Così, articolando vari aspetti della maternità, il film affronta complicazioni di segno opposto, dove la vicenda di Maddalena fa da contraltare a quella di Nunzia. Se quest’ultima è rimasta incinta con facilità e senza volerlo, Maddalena un bambino lo desidera da anni, ma si sente tradita dal suo corpo: non fa che colpevolizzare sé stessa, mentre il marito piange in solitudine, preoccupato di mostrarsi forte. Emergono qui le molte aspettative che gravano sul corpo di una donna, l’idea che debba inevitabilmente dare un figlio al proprio compagno, alla società, al paese, e che in caso contrario non possa considerarsi realizzata. Bernardini è attenta a caratterizzare Maddalena al di fuori del rapporto coniugale (la vediamo impegnata diverse volte nel suo lavoro), eppure quel senso di incompiutezza resta dentro di lei, sia per un sincero desiderio di maternità sia per un’antica pressione sociale, indotta dall’esterno; d’altra parte, quante volte la famiglia tradizionale ci è stata propinata come unico modello possibile? Per fortuna, lei e Luca cominciano a riflettere su altre soluzioni, e infatti Amata offre anche uno sguardo dettagliato sui meccanismi dell’adozione, snodo cruciale della storia: è qui che entra in gioco Adele (Donatella Finocchiaro), che assiste la coppia e illustra la procedura per adottare un bambino, ovviamente delicatissima. Noi seguiamo entrambi i punti di vista, la madre accidentale e quella che aspira a diventarlo, come due rette parallele che non si incrociano mai; anche perché Amata chiaramente non è Juno, né come toni né come reazione al distacco, e punta alla verosimiglianza.

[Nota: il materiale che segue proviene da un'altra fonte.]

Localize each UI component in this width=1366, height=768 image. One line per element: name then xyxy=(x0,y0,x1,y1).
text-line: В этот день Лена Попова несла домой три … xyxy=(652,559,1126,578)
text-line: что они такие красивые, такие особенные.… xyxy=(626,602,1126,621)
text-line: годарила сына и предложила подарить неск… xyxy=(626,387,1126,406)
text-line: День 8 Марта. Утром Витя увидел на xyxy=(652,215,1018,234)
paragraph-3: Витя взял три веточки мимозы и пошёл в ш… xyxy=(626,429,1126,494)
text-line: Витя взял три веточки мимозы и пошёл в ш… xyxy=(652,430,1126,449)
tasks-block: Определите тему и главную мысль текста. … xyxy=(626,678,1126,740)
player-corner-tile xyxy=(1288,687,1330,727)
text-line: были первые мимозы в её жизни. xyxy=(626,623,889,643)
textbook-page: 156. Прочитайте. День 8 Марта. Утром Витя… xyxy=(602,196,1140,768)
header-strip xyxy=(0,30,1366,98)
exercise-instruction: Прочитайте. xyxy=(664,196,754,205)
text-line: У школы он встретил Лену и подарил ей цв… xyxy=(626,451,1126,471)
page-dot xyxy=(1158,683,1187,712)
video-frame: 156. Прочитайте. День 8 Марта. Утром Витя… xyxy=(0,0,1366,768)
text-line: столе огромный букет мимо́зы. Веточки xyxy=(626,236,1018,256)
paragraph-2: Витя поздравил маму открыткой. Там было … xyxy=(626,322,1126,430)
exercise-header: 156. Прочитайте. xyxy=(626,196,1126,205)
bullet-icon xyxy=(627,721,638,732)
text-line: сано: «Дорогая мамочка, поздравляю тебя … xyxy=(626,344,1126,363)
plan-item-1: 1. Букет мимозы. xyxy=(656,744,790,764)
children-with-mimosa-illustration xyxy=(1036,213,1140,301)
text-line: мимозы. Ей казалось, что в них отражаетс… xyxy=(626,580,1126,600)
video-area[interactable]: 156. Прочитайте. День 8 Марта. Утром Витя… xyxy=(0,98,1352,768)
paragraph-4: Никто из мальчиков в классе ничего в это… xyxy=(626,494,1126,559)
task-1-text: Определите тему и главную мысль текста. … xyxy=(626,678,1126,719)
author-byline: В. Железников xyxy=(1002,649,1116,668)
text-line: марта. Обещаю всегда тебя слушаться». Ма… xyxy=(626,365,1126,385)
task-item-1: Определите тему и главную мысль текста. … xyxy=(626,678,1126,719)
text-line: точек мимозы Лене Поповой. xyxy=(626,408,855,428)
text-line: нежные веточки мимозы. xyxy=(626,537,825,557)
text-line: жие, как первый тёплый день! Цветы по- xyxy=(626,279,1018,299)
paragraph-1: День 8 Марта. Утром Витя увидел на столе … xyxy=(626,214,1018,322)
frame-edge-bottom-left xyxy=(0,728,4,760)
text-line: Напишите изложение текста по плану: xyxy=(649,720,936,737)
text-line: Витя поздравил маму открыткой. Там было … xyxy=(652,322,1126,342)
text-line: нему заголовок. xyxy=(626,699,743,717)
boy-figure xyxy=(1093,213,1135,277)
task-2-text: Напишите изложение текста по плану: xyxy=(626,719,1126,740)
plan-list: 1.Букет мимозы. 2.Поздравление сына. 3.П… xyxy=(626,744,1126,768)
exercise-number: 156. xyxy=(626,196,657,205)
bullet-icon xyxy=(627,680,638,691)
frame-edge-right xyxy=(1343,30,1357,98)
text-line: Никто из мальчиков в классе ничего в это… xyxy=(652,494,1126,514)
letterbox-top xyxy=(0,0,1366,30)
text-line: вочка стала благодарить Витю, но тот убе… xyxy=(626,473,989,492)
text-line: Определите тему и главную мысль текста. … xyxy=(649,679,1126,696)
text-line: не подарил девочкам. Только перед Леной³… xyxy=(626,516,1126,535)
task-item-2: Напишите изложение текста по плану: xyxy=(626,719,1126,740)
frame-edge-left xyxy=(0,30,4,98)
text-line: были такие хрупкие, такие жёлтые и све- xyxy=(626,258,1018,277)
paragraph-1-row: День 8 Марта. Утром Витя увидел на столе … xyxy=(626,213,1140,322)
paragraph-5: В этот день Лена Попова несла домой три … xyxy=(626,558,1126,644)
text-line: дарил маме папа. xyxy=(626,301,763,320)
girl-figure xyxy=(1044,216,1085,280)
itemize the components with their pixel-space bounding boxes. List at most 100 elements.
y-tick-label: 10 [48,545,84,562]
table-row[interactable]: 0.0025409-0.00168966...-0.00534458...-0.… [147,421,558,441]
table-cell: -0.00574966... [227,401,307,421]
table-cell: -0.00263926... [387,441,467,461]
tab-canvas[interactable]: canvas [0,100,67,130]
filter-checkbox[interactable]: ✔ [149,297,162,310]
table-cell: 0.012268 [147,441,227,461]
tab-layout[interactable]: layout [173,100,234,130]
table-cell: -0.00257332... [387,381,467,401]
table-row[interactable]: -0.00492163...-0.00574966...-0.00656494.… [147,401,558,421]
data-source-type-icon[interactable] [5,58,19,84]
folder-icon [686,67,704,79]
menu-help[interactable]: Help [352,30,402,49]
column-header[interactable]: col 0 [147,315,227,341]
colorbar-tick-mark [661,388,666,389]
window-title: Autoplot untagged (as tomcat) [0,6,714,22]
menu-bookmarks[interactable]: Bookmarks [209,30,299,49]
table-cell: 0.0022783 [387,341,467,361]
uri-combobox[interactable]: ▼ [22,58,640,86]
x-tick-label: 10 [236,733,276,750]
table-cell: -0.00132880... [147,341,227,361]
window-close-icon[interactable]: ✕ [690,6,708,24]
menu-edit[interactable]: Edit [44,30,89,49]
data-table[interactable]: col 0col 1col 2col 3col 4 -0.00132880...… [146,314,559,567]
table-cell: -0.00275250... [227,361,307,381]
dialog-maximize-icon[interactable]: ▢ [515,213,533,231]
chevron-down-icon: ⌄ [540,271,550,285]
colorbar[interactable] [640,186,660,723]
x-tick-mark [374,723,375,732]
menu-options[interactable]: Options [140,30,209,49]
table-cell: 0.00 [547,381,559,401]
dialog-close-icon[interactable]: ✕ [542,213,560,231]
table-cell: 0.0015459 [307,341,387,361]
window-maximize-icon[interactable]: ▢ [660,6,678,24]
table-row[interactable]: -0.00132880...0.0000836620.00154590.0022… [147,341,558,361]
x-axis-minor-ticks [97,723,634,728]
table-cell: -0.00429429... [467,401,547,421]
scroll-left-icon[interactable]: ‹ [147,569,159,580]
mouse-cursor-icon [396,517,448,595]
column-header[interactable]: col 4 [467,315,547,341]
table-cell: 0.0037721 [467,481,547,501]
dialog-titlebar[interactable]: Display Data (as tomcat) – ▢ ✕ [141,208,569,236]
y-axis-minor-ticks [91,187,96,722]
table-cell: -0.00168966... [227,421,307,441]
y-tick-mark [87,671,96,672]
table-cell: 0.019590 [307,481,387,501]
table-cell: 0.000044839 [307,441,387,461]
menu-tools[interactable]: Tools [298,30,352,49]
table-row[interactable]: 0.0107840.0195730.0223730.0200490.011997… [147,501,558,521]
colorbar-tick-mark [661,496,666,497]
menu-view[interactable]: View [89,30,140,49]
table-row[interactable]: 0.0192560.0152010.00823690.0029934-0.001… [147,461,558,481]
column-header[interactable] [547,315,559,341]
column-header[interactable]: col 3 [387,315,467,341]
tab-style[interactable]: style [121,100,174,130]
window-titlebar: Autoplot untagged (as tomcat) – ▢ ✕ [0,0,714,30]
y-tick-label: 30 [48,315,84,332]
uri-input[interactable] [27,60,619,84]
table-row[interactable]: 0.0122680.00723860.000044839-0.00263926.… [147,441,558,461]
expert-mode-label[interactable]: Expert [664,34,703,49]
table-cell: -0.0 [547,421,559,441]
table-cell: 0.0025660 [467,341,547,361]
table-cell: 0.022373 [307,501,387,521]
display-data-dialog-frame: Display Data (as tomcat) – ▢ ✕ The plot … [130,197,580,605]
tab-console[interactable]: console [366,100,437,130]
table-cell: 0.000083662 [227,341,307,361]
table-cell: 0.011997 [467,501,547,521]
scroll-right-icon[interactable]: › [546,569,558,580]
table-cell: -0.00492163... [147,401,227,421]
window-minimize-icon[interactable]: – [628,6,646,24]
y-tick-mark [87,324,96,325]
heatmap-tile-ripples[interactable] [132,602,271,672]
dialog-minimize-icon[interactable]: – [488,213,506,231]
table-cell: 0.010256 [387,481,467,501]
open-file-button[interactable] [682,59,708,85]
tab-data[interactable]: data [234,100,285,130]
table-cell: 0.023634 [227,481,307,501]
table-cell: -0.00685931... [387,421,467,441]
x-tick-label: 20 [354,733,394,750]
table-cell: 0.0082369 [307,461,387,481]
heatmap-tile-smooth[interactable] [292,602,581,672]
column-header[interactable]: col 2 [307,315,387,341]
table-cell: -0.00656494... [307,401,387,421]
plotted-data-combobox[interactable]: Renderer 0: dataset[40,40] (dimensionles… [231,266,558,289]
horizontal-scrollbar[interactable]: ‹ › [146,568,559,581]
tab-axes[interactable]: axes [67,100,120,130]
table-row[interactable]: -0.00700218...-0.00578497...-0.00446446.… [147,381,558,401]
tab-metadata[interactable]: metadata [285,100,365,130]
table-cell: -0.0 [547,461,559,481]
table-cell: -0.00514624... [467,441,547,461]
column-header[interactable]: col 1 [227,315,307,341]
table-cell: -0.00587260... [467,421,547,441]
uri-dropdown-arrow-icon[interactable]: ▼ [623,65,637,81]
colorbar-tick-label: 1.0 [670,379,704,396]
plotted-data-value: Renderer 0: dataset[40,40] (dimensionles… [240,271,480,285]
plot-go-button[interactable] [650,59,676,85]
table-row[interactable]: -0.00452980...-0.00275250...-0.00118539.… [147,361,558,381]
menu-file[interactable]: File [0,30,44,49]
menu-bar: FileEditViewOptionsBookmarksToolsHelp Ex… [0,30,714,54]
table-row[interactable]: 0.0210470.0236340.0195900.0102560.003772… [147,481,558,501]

Elisa Amoruso sa bene di lavorare su una materia sensibile, ed è abile a sfruttare i silenzi come forma espressiva e riflessiva: l’impiego delle musiche si limita infatti alle fonti diegetiche, udite anche dai personaggi nella finzione (il pianoforte di Luca, i ritmi techno nella discoteca, la dolcissima Te lo leggo negli occhi di Dino – scritta da Sergio Endrigo e Sergio Bardotti – ascoltata da Nunzia in casa della signora). Ed è nel silenzio che sono immersi anche i dialoghi più intimi e arcigni, forse troppo enfatici, quando la scrittura prende il sopravvento con esiti un po’ artificiosi. Resta però una riflessione toccante – quanto schietta – sugli ostacoli e i dubbi della maternità, in un paese che sul corpo delle donne continua a combattere battaglie durissime.